Monday, February 19, 2007

...by request (from my writing buddy Ellen)...I have posted a vintage piece.

String Theory
by David E. Gilbert

Out of chaos comes order. But how that actually happens has been the source of discussion since before language emerged from human lips. Now comes String Theory, proclaimed by the physics community as the unifying explanation for all fundamental questions of nature. It’s a theory of everything—all attributed to an invisibly small dancing filament called a string. Strings—the mother of everything.

Even though I didn’t take physics in school, I still have a crude impression of time (always late) and space (not enough). Chaos strikes me as a hopeless mess without resolution. Strings, however, are easier for me to grasp. But they also have a tendency to get tangled up. It’s a theory I can relate to because it’s strings that pull chaos together in an orderly fashion.

As stings are attached to everything, it’s no surprise they play a leading role in cosmology—the origin of the universe, not formulations of blush and mascara. There’s the big bang and the notion that there was absolute nothingness before something. Now that stings are pronounced as principal performer, I have formed my own cosmology about the space-time continuum, inspired by an observation made not in the laboratory, but in my living room.

While watching the nightly sports on television, Kimi had taken to sharing my space and time continuum with a big tangle of string—not any string, but very fine emerald green silk fiber. A universe of garments promised to emerge from such chaos. With the patience of a saint, she sat there ferreting out the mess that spontaneously sloughed off of the big spool bought on discount. Like a hopeless morass of monofilament fishing line, she has for weeks, with little perturbation, been working her way through the knots back to the original order of the big ball. A less diligent person (me, for instance), observing the few feet of disorder in light of the miles intact on the spool, would be inclined to accept the loss, cut the string and move on to the creation act. But despite my constant prodding, she persevered, finding strange solace in the troubled mass of string.

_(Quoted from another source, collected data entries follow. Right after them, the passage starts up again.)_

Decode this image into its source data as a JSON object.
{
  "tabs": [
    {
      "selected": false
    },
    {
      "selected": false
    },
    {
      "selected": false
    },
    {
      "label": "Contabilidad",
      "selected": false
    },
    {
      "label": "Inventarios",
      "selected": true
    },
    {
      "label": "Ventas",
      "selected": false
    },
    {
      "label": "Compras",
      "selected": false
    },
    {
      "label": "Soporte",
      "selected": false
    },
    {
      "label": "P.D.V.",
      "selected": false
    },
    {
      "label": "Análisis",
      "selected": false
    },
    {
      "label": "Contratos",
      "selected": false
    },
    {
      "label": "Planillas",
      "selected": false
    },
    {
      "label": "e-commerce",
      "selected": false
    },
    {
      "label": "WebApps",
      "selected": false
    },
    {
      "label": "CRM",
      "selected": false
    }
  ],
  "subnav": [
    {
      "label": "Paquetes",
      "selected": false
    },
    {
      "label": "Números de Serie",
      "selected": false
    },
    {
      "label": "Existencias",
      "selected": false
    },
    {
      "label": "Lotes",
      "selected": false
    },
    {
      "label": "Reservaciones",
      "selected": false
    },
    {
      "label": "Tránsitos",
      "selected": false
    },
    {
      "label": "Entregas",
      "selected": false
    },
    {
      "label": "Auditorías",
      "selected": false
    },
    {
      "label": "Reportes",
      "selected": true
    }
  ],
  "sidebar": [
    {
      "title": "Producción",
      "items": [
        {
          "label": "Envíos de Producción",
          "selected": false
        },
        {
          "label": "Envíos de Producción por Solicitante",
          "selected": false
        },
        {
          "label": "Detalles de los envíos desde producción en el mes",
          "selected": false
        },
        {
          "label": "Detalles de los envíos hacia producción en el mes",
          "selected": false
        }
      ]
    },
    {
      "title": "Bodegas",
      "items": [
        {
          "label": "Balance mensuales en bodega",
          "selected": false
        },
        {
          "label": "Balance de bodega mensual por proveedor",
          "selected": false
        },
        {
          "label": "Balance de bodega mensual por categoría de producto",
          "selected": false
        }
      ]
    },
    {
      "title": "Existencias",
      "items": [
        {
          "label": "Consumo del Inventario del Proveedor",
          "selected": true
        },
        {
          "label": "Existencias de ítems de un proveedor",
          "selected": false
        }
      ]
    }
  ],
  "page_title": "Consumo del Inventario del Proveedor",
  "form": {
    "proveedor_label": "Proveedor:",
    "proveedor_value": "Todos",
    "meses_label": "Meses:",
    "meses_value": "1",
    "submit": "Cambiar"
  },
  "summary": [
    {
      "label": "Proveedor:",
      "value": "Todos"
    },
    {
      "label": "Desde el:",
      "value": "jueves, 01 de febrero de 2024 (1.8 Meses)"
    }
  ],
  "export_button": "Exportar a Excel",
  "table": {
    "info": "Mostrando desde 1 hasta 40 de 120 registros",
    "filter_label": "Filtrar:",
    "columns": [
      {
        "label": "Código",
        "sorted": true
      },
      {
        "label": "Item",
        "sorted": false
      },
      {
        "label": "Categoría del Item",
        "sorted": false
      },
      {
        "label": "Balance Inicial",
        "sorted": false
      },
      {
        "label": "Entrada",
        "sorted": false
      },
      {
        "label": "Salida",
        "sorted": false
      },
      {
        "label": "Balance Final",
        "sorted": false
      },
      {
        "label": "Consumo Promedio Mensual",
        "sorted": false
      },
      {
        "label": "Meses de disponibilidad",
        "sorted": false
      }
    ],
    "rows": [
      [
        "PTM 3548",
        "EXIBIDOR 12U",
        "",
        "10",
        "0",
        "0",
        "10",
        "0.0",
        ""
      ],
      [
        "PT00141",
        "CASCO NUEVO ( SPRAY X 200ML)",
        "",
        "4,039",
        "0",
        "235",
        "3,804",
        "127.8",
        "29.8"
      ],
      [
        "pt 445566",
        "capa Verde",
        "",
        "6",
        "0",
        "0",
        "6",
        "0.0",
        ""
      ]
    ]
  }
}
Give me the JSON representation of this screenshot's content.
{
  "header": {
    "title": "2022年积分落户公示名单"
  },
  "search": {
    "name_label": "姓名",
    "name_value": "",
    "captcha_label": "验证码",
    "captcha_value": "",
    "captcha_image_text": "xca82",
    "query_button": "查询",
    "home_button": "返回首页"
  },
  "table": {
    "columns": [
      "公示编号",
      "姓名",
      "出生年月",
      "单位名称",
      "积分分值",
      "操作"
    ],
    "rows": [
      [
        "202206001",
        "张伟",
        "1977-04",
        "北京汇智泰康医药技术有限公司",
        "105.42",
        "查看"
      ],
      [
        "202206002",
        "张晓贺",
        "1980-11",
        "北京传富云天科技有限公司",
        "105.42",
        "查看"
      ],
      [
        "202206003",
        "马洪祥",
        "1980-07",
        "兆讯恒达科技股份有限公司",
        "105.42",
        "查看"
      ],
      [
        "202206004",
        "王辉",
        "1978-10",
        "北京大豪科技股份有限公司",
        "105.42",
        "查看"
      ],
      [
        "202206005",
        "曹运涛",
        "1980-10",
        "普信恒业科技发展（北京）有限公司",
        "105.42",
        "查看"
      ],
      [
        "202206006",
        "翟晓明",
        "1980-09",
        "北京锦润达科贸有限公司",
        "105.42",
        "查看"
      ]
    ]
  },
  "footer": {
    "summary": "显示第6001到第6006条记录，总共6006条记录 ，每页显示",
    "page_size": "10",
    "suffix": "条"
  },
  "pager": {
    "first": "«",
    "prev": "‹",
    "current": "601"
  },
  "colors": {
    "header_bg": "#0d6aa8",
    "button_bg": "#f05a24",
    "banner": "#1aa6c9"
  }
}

With a world full of different creation myths, why would it be any more far-fetched to believe that there in my living room, I was witnessing the rebirth of the universe crocheted from a ball of string?

After weeks of silent persistence, sometime in the 3rd quarter of a game, I glanced over to see that she was already four inches into a new scarf, which had meant that she, without the least fanfare, had resolved all the problems of the universe and had simply gone on to the creation. No big bang. Just eloquent silence and deft handiwork by my very own earth mother, revealing an orderly fabric rendered from a wad of verdant stringy starting material.